Results of the Fitbit Heart study, presented during a late-breaking science session at the American Heart Association’s Scientific Sessions 2021 (AHA 2021; 13–15 November; virtual), suggest that the consumer fitness tracking watch, Fitbit, was capable of detecting undiagnosed atrial fibrillation (AF) around 98% of the time.
The study, conducted from May through October 2020 by investigators from Massachusetts General Hospital (Boston, USA) enrolled more than 455,000 adult smartwatch or fitness tracker users from across the USA who, if notified of an irregular heart rhythm detected by a software algorithm within their wearable device, were invited to a telehealth consultation and screened using a one-week electrocardiogram (ECG) patch monitor.
Presenting the findings at AHA 2021, investigator Steven Lubitz (Harvard Medical School and Massachusetts General Hospital, Boston, USA) detailed that data from the devices were analysed using a novel software algorithm with frequent overlapping photoplethysmography (PPG) pulse tachogram sampling. The investigators tested the algorithm’s positive predictive value for undiagnosed AF.
According to Lubitz, the analysis found that the algorithm was able to successfully detect AF, and the findings were consistent across age groups. Irregular heart rhythm detection occurred in 1% of individuals overall and 4% of adults older than 65 years, he noted. Among individuals who received notification of an irregular heart rhythm, 32% had atrial fibrillation detected on a subsequent ECG patch monitor, Lubitz reported.
The ECG patch confirmed atrial fibrillation in 98% of individuals who had another irregular heart rhythm detection while wearing the ECG patch monitor. For participants over 65 years old, a subgroup at elevated risk for stroke caused by atrial fibrillation, the algorithm corresponded to concurrent AF 97% of the time.
“These results show that wearables have the ability to identify undiagnosed atrial fibrillation with high reliability,” Lubitz said. “Since so many consumers use wearables, it is possible that algorithms such as the one we studied could be applied widely to help identify undiagnosed atrial fibrillation, allowing patients to obtain care before devastating complications such as a disabling stroke may occur.”
He added: “Most of the episodes of undiagnosed atrial fibrillation detected occurred during sleep, and we suspect that these episodes were asymptomatic. Since the algorithm is most active when wearers are physically inactive, the wearable should be worn during sleep for the greatest benefits.”
The algorithm is currently being reviewed by the US Food and Drug Administration (FDA) for clearance and widespread use. The study did not test whether screening for AF leads to a reduction in strokes, which Lubitz notes is an opportunity for future research.
Providing commentary on the findings following Lubitz’s presentation at AHA 2021, Mintu Turakhia (Stanford University, Stanford, USA), who was among the investigators on the Apple Heart Study, which used the Apple smartwatch to identify possible AF, highlighting some of the concordant findings of the studies, as well as key differences in the data.
Turakhia noted that there were differences in the rate of notification between the two studies—0.52% overall in Apple Heart, 3.2% in those aged ≥65 years, compared to 1% overall in Fitbit Heart and 3.6% in those aged ≥65 years.
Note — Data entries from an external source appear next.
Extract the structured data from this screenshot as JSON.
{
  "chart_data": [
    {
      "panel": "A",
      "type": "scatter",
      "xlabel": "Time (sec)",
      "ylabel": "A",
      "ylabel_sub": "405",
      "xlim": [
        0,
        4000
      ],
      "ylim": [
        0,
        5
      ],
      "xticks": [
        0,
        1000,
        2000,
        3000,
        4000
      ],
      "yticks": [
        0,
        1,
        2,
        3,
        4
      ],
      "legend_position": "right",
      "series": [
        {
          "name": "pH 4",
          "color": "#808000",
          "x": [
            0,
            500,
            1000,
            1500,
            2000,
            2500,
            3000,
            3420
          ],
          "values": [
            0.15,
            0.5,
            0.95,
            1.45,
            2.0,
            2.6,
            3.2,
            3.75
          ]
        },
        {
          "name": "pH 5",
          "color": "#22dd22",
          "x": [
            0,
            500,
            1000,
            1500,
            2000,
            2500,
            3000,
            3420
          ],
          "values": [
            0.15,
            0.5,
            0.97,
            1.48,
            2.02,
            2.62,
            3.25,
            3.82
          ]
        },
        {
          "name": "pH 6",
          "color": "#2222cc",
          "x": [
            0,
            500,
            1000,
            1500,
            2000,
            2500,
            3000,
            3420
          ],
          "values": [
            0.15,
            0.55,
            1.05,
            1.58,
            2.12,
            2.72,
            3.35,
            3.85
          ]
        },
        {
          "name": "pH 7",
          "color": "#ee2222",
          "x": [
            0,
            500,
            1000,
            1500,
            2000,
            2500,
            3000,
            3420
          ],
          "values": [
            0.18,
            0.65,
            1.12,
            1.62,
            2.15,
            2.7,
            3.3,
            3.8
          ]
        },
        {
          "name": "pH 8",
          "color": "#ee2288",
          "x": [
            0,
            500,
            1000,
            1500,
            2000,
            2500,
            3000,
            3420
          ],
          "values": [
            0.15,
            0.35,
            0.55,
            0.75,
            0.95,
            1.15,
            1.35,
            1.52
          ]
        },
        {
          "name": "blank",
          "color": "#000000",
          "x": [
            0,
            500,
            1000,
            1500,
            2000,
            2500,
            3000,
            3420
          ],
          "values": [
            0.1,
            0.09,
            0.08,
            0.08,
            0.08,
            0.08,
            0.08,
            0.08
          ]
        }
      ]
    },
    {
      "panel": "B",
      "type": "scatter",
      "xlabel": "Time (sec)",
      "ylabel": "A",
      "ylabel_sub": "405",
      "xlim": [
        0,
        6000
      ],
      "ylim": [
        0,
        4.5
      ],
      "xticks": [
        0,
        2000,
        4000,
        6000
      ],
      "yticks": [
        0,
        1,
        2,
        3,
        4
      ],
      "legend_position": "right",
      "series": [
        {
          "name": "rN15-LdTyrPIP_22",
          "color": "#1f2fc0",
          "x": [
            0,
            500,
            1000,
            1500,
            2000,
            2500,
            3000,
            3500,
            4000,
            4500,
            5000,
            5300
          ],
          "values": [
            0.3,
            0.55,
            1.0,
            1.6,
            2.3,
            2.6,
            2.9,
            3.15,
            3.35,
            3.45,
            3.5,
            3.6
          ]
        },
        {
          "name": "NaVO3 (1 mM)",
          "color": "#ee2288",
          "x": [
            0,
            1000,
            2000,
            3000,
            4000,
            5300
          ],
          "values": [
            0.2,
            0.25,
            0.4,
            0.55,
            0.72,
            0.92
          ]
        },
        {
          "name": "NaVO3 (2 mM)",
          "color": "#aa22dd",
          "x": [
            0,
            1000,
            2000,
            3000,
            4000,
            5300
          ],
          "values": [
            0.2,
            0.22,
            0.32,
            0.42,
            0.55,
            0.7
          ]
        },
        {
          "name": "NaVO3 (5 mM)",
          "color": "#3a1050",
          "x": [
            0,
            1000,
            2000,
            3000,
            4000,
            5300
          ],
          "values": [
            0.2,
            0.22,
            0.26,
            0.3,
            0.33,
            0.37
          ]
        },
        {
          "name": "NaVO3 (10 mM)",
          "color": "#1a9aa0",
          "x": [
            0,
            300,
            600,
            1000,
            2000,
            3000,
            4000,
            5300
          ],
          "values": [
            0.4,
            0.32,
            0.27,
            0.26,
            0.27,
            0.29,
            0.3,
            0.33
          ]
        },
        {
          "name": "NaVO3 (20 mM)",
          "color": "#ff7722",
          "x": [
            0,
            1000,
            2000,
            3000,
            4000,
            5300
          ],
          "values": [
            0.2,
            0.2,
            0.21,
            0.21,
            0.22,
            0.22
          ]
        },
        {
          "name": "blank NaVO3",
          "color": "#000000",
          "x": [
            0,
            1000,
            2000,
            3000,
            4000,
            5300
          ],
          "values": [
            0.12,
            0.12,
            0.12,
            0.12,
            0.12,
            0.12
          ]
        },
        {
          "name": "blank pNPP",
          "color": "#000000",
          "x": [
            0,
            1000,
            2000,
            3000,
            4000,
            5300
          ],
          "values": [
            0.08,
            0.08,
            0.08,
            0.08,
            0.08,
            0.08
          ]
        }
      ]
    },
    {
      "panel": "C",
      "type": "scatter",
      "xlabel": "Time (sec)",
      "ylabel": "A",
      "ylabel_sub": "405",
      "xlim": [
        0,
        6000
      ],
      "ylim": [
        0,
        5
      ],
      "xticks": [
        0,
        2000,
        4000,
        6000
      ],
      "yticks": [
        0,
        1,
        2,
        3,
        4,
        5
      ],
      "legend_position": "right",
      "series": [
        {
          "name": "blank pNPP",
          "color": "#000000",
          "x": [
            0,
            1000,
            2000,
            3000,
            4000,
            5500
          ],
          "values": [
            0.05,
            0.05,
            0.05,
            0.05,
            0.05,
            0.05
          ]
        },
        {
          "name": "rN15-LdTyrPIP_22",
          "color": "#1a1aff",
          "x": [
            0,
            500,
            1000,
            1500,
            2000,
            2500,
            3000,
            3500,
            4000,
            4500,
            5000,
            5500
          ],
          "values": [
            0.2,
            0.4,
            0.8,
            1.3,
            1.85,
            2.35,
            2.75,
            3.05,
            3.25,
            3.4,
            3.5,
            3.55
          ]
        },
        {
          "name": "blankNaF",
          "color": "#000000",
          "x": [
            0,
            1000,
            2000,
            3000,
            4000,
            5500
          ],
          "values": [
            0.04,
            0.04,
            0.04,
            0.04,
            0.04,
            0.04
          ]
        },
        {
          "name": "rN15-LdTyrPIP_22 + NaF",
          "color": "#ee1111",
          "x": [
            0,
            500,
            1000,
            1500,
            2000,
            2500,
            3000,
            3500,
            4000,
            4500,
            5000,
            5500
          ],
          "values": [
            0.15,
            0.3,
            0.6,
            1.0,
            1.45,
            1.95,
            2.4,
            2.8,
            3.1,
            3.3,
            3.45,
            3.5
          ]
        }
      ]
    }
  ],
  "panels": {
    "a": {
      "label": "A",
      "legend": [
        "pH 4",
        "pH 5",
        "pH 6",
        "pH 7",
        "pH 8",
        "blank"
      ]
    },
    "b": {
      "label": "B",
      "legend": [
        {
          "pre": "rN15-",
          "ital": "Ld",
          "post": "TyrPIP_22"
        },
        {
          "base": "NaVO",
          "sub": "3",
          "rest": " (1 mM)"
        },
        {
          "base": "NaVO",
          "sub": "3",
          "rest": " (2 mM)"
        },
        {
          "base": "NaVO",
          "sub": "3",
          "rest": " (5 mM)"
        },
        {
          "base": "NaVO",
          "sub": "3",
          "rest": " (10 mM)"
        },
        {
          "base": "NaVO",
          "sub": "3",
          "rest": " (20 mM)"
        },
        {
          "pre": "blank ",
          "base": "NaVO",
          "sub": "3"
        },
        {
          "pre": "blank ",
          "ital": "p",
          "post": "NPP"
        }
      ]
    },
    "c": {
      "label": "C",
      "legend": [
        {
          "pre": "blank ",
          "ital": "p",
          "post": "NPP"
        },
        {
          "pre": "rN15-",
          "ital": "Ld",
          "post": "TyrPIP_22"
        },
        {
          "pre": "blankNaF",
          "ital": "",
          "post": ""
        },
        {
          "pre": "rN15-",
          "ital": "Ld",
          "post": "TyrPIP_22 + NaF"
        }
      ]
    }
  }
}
Positive predictive values were also noted as being different between the two studies, 84% in Apple Heart and 98% in Fitbit Heart, while the AF yield on subsequent ECG was similar between the two studies, measuring 34% in Apple Heart and 32% in the Fitbit Heart study. “I believe that both of these algorithms identify patients, participants or consumers early in the course of the disease,” Turakhia said, commenting on this last piece of data.
However, Turakhia noted that engagement was an important limitation in both studies, with the percentage of those who received a study visit measuring less than 50% in both trials. “We clearly need to do more in this area to really do better,” he said.
Turakhia said that the findings of both studies taken together suggests that the algorithm measures “what it is supposed to”, and that Fitbit and Apple devices are broadly comparable in terms of performance. He added: “I would argue that this is not classical screening that we would think of in public health, this is one of many opt-in consumer algorithms that are showing change from baseline, there are other companies doing this. The big challenges are engagement, designing this for people with AF, and post-market safety.”